TinyTap, an iPad app that lets kids build playable books and games, has raised $500,000 in a seed round, reports Techcrunch.

The web video show Higher Ed Live announced this week that it will merge with the marketing platform EDUniverse. Details on what exactly this merger will look like are still to come.

Hires and Fires News from the HR Department

Karen Cator, the director of education technology at the U.S. Department of Education, is stepping down at the end of the year, reports EdSurge. No word yet on Cator’s replacement, nor on what she’ll do next (although there's plenty of speculation).

One of the academic bloggers that I’ve followed since I began blogging myself (way back in 2004) has finally revealed his identity.

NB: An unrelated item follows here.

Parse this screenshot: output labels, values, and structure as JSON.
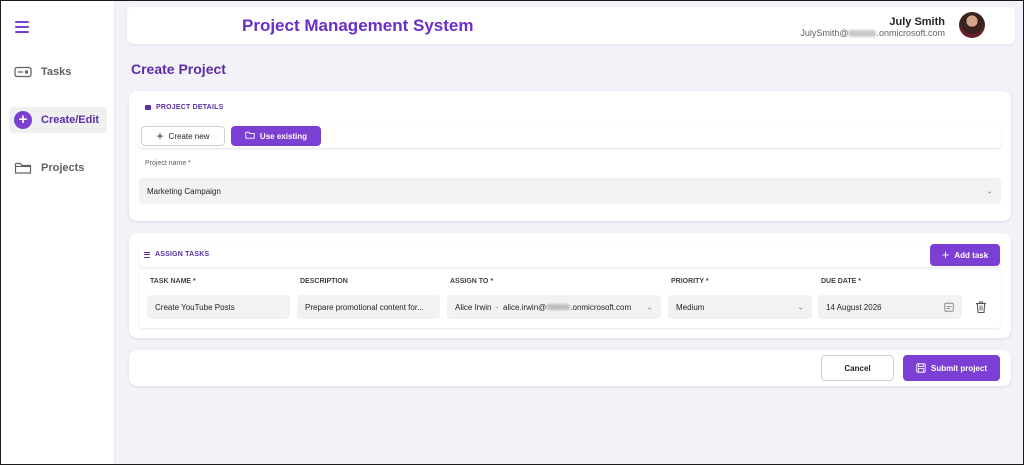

Like myself, Dean Dad began blogging under a pseudonym, but with a book about to come out based on his blog’s name, we now know where all these Confessions of a Community College Dean come from: Matt Reed, vice president for academic affairs at Holyoke Community College. Congrats to him on the book and the “big reveal.” And congrats to academia for beginning -- some 7 years after Ivan Tribble's infamous screed -- to make it a safer place for us all to blog under our real names.

Scandals (Overted)

A young man accused Sesame Street puppeteer Kevin Clash of engaging in a sexual relationship with him while he was underage. Clash, who’s best known as performing Elmo, denied the claims. Sesame Street responded, saying they had investigated the issue and had found the claims untrue. The accuser later retracted. No word yet if the FBI violated Clash's electronic privacy the same way it did CIA Director David Petraeus's.